Geçenlerde aynanın önünden geçerken şöyle durup dikkatlice yüzüme ve saçlarıma baktım. Yüzümde yeni beliren ince çizgilere, göz altlarıma, saçlarımda günden güne çoğalan beyazlara… “Yok canım, daha gencim” desem de, ayna öyle demiyordu aslında. Biraz hüzün çöksede içime yine de memnundum halimden çok şükür. Çünkü her insan yavaş yavaş yaşlanır, yerinde durmaz zaman. Bu hayatın doğal bir sürecidir. Normalidir ve bende her zaman hayatta doğallıktan yanayımdır. Saçıma aklar da düşecek, yüzümde zamanla çizgiler de oluşacak, aldığım kiloları vermekte daha da zorlanacağım belki, ellerim şimdiki gibi bu kadar pürüzsüz de olmayacak elbet buruşacak ama ben asla kendimle oynayıp, oramı buramı değiştirmeye, yapmacık görünmeye çalışmayacağım. İnstagramdaki filtrelerle yüzümü kaymak gibi yapıp, yaşımdan çok çok genç görünüp kendimi millete karşı komik duruma sokmayacağım. Arkamdan konuşturmayacağım. Kompleksi insanlardır bence bunları yapanlar. Ben hep sade oldum, süsü püsü pek sevmedim, hep spor giyindim, doğal görünmeyi seçtim. O yüzden yok benim kendimi değiştirmek gibi bir niyetim.

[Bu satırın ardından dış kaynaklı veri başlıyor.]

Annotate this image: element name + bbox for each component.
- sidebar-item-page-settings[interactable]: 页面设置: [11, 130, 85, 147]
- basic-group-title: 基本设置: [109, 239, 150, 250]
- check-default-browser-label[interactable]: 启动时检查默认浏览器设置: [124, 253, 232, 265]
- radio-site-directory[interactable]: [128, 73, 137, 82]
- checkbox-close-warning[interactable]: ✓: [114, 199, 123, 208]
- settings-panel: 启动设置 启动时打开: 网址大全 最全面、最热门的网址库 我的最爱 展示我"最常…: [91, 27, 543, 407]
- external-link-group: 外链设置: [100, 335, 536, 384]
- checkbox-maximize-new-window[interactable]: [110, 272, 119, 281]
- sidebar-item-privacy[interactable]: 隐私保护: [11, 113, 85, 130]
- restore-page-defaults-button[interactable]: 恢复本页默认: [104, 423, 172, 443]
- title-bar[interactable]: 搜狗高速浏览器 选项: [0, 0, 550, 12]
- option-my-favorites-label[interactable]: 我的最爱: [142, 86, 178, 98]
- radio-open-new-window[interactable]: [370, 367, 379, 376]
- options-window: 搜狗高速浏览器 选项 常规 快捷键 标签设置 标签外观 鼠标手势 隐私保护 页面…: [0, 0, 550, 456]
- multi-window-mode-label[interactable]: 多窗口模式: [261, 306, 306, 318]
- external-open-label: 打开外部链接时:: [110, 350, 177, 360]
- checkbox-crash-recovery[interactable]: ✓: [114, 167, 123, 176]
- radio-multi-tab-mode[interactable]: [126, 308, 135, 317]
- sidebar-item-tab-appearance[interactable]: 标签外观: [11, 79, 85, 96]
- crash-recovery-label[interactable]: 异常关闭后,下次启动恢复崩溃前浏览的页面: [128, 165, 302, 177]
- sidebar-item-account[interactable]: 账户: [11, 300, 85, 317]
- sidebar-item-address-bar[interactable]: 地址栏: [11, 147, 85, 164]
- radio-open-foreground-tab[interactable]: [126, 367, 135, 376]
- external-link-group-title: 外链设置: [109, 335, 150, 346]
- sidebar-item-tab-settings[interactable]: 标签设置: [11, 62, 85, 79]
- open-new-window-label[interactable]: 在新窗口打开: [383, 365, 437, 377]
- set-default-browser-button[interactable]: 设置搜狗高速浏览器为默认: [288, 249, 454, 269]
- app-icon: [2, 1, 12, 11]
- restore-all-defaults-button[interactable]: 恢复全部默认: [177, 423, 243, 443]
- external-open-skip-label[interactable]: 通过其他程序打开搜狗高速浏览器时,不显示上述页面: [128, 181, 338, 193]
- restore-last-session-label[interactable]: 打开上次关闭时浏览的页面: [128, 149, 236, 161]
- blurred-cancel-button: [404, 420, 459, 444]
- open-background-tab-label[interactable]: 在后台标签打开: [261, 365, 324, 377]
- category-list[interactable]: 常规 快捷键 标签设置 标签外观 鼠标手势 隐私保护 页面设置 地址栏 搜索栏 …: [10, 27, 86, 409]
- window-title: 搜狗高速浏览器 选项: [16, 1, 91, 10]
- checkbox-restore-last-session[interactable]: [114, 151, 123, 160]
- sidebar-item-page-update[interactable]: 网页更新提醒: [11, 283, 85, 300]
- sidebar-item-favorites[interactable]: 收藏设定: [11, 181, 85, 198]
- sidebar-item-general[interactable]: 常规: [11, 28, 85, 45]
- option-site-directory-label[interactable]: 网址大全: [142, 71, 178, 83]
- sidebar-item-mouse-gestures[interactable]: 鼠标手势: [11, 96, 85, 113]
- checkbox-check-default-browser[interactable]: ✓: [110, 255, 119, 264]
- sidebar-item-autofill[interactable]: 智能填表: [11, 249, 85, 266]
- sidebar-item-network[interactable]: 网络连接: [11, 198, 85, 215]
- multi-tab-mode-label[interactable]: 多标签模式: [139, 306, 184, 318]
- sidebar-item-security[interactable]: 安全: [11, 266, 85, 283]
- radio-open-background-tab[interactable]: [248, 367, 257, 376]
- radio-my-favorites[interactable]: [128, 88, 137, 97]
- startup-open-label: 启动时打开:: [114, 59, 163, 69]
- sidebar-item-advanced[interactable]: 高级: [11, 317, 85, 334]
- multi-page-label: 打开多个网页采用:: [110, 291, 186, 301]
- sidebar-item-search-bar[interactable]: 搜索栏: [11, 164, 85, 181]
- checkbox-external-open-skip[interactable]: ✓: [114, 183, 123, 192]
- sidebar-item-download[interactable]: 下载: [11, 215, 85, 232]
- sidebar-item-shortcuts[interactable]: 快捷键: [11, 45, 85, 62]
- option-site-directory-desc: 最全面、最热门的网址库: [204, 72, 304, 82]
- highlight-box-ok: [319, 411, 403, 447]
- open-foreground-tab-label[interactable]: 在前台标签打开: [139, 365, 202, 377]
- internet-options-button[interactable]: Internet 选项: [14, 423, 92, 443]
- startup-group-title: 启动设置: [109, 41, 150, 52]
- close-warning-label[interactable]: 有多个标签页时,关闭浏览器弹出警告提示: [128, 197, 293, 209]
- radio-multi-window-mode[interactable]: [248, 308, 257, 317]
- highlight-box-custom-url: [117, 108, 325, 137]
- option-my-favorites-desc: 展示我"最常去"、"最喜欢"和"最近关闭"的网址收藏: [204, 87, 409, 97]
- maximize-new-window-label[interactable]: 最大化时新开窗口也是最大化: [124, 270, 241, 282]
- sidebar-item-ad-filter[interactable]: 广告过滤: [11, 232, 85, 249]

Çocukken, ne zaman büyüyeceğimizi hesap ederdik. Şimdiyse ne zaman bu dünyadan gideceğimizi düşünüyoruz. Bunu düşündükçe de içimiz ürperiyor, karamsarlığa kapılıyoruz. Daha kaç bahar göreceğiz Allah bilir, kaç tatile çıkabileceğiz? Kaç kahve sohbetimiz olacak sevdiğimiz dostlarımızla? Acaba elimiz ayağımız tutacak mı önümüzdeki kışa yada yarın sabah uyandığımızda rahatça nefes alıyor olacak mıyız yine?
Bu yüzden, kendilerini mal-mülk, para-pul, miras, şan-şöhret için rezil kepaze edenleri oldum olası anlamadım ben. Ne gerek var bu kadar küçülmeye, çirkinleşmeye? Hiç birimizin daha yirmi sonbahar görüp görebileceğinin bile bir garantisi yokken, nedir bu afra tafra, bu kibir, bu büyük konuşmalar? Bu kendini beğenmişlikler, olduğundan farklı görünme çabaları? Kendimizi yırtsak da, öldüğünde insandan geriye kala kala birkaç kırık dökük anı ve dudak kenarında beliren ufak bir tebessüm kalıyor dostlar. Ölüm bu kadar yakın, sadece saati belli değil. Hepimiz bir varmışız, bir yokmuşuz işte.
Bir zamanlar, "Şu an ölecek olsam bile, iyiki diyeceğim milyonlarca şey toplamışım. Tek keşkemin ise bunları paylaşabilseydik demek olduğuna yürekten inanmışım" demişti Metin Uca. Haklıydı da… Bu yüzden "İyiki" diyebileceğimiz şeyler toplayalım hep. Keşkeler bizden uzak olsun. Çayımızı soğutmadan içelim. Çocuklarımızı geç kalmadan sevelim. Yapacaklarımızı ertelemeyelim. Aşık olalım korkmadan, yarına bırakmadan sevdiğimizi söyleyelim değer verdiklerimize.
Sevmek gibi sövelim de zamanında, hani biriktirmeden içimizde, kalbimize yük etmeden. Birikenler bizi hasta etmeden. Zamanında yaşayalım şu kısacık hayatı. İyisiyle kötüsüyle, sevinciyle, hüznüyle ve en önemlisi de paylaşalım, sevinci ve kederi. Şairin dediği gibi, “Hayat kısa, kuşlar uçuyor.” Belki de zamanımız kısıtlı. Sade, mutlu ve huzurlu olalım hep. Saf, masum, temiz tıpkı çocukluğumuzdaki gibi.